Building on anthemic strums, Farina's tune "Hello Tamarat, Goodbye offers a reminder that coiled understatement and bare-bones approach are what have made him such a good songwriter, and it's interesting to hear "classic Farina applied in a loose, improvisational context. "Stream Piracy proceeds to stretch the fabric a little more, Farina offering broken twangs and tonal sinews, stretched as Gray constructs loose architecture around him; these plucks become floes for throaty compulsions on "Leone.

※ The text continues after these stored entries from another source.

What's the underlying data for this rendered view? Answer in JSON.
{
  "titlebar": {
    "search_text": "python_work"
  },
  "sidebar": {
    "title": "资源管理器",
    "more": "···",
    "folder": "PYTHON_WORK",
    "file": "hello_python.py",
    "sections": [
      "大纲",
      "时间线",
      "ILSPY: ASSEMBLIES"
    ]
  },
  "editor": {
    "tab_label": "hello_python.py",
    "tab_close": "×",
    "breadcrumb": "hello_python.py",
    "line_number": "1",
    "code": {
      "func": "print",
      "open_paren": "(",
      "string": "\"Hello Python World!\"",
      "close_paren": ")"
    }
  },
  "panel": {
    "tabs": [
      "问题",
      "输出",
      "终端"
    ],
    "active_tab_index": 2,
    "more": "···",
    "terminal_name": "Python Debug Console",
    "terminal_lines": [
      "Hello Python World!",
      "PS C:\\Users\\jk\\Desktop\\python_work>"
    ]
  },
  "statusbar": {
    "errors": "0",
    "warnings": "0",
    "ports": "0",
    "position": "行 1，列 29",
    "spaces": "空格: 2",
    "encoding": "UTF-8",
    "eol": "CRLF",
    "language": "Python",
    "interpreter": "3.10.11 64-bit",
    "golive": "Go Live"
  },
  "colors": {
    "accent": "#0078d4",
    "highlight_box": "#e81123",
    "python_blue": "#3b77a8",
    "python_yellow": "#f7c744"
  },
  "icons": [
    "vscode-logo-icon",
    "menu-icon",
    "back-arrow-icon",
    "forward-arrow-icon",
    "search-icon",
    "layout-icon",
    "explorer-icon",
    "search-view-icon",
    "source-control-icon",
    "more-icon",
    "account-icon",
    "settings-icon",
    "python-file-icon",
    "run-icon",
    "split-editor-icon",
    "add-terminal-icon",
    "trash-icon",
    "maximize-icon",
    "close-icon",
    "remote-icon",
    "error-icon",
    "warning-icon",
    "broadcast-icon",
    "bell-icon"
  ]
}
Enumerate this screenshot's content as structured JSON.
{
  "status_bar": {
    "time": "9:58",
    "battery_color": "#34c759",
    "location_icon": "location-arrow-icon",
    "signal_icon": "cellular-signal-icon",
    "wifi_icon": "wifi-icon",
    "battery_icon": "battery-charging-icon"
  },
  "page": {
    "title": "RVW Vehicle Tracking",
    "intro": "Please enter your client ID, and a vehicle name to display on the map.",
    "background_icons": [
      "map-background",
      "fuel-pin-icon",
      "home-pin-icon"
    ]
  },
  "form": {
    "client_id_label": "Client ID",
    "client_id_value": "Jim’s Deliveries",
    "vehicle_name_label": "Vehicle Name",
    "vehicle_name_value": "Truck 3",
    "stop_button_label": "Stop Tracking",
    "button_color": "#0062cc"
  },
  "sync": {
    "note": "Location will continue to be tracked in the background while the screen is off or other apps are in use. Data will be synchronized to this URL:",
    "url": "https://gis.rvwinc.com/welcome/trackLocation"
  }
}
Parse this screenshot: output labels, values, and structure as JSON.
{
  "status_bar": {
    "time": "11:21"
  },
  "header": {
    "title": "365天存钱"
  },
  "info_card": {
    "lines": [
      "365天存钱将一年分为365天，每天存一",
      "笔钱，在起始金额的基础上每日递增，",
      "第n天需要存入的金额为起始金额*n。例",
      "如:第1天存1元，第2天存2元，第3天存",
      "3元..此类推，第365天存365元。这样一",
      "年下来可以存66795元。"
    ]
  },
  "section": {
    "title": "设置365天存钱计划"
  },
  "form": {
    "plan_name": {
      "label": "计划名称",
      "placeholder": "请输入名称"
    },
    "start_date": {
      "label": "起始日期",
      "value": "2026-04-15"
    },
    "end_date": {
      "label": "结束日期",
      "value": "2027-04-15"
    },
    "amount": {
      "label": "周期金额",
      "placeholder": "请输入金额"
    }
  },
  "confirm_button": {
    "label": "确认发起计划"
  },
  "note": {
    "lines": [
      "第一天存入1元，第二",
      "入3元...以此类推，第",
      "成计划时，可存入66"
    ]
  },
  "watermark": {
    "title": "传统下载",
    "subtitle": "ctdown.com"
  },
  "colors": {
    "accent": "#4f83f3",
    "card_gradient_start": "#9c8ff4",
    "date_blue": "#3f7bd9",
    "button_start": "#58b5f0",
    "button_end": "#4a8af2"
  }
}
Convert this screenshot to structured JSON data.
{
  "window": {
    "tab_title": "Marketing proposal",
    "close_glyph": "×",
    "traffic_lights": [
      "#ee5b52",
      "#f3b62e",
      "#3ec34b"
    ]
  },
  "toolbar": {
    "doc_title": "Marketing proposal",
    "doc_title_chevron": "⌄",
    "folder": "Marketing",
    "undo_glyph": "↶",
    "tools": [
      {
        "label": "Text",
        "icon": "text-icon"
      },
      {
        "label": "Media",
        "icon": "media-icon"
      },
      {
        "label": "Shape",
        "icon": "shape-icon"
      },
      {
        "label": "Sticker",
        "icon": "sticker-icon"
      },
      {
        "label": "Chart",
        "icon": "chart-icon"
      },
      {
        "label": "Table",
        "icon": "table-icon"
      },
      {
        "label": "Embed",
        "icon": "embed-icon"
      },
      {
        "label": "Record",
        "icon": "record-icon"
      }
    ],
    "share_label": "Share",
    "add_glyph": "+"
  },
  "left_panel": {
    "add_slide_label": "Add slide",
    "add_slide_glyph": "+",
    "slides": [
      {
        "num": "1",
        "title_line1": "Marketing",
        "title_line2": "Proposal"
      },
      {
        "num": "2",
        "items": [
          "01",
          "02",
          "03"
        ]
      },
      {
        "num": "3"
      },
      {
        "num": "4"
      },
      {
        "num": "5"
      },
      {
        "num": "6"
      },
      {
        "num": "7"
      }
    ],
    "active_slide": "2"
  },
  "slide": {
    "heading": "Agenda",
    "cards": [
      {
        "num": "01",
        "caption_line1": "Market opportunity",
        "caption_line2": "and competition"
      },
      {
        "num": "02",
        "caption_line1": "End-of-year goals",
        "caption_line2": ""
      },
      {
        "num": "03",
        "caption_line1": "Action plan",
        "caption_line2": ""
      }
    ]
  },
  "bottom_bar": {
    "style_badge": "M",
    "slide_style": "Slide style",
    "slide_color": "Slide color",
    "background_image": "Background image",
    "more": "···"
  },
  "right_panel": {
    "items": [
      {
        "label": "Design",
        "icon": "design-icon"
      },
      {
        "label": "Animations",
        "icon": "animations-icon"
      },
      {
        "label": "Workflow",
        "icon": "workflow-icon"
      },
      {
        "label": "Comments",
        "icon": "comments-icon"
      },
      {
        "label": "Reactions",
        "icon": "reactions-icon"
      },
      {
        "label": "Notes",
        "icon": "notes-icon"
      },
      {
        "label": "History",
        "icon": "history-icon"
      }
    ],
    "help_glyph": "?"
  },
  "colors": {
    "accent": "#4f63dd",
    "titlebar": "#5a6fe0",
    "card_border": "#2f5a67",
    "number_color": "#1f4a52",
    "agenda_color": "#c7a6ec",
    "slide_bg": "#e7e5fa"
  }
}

As with Journal, Almanac provides further fuel to the continually expanding fires of improvised music, a cross-pollination as much of the now as the ancient and leading to the never-heard-before.

Tracks and Personnel


Tracks: Various Fires; Super Leggera; Atlas; Nothing's Open; 29 Miles Of Black Snow; A=A/b=b; Dark Blue, Bright Red; Shatter.

Personnel: Ken Vandermark: baritone and tenor saxophones, clarinet; Jason Stein: bass clarinet; Nate McBride: bass and electric bass; Tim Daisy: drums.


Tracks: Breccia; Drumlin; Particle; Hello Tamarat, Goodbye; Sonic Gobo; Absolute Age; Stream Piracy; Leone; Heart Of Mica; Craton.

Personnel: Geoff Farina: electric guitar; Nate McBride: bass; Luther Gray: drums.